Nihon Jibiinkoka Gakkai Kaiho. 2005 Jul;108(7):734-41. doi: 10.3950/jibiinkoka.108.734.
Muscle tension dysphonia (MTD) is a voice disorder associated with abnormal laryngeal posture or glottic configuration induced by excessive contraction of the laryngeal muscles, and supraglottic contraction is one of the characteristic findings in MTD. In recent study we investigated the changes in laryngeal findings and voice quality and the association between them in the course of voice therapy for MTD with supraglottic contraction. The effects of voice therapy on the laryngeal and the vocal findings were assessed by two rating methods: the MTD score and the conventional GRBAS scores and both scores were gradually improved. Of the two components of supraglottic contraction, false vocal cord compression was more curable than anterior-posterior compression at the aryepiglottic level. Little correlation was found between the scores at the first examination, but significant associations (p < 0.05) were found between the differences of MTD score and G/R/S scores but not B/A scores before and after the series of voice therapy. These results suggest that supraglottic contraction is a crucial factor worsening voice quality and that MTD score is useful to assess the efficacy of voice therapy for MTD.

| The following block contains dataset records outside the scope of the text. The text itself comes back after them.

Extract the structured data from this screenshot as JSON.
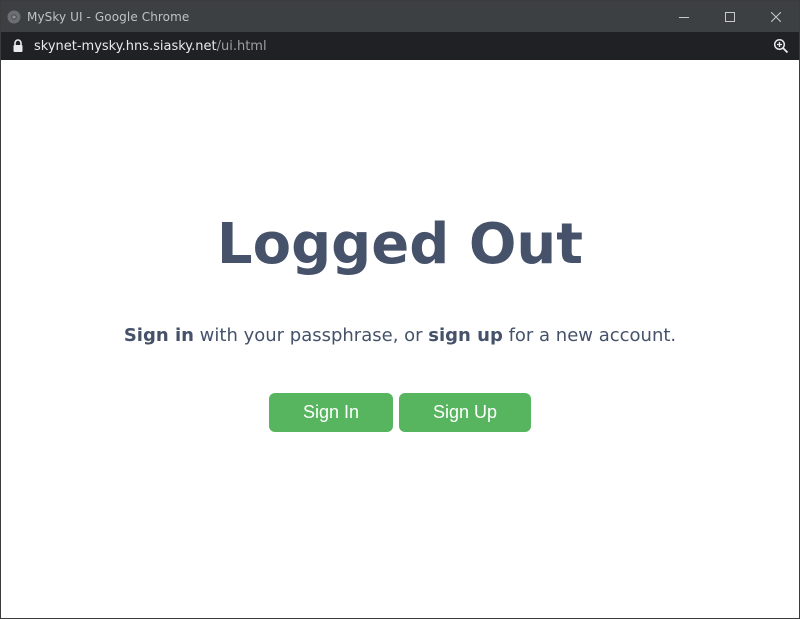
{
  "window": {
    "title": "MySky UI - Google Chrome",
    "controls": [
      "minimize",
      "maximize",
      "close"
    ]
  },
  "address_bar": {
    "host": "skynet-mysky.hns.siasky.net",
    "path": "/ui.html"
  },
  "page": {
    "heading": "Logged Out",
    "subtext": {
      "sign_in": "Sign in",
      "middle": " with your passphrase, or ",
      "sign_up": "sign up",
      "end": " for a new account."
    },
    "buttons": {
      "sign_in": "Sign In",
      "sign_up": "Sign Up"
    }
  },
  "colors": {
    "accent_green": "#57b560",
    "text": "#45526a",
    "titlebar": "#3c4043",
    "addressbar": "#202124"
  },
  "icons": {
    "app": "chrome-app-icon",
    "lock": "lock-icon",
    "zoom": "zoom-in-icon",
    "minimize": "minimize-icon",
    "maximize": "maximize-icon",
    "close": "close-icon"
  }
}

肌肉紧张性发音障碍(MTD)是一种与喉部姿势异常或声门结构异常相关的嗓音障碍,由喉部肌肉过度收缩引起,声门上收缩是MTD的特征性表现之一。在最近的研究中,我们调查了伴有声门上收缩的MTD患者在嗓音治疗过程中喉部表现和嗓音质量的变化以及它们之间的关联。通过两种评分方法评估嗓音治疗对喉部和嗓音表现的影响:MTD评分和传统的GRBAS评分,且两种评分均逐渐改善。在声门上收缩的两个组成部分中,假声带压缩比杓会厌襞水平的前后压缩更易治愈。首次检查时的评分之间几乎没有相关性,但在一系列嗓音治疗前后,MTD评分与G/R/S评分的差异之间存在显著关联(p < 0.05),而与B/A评分之间无显著关联。这些结果表明,声门上收缩是嗓音质量恶化的关键因素,且MTD评分有助于评估MTD嗓音治疗的疗效。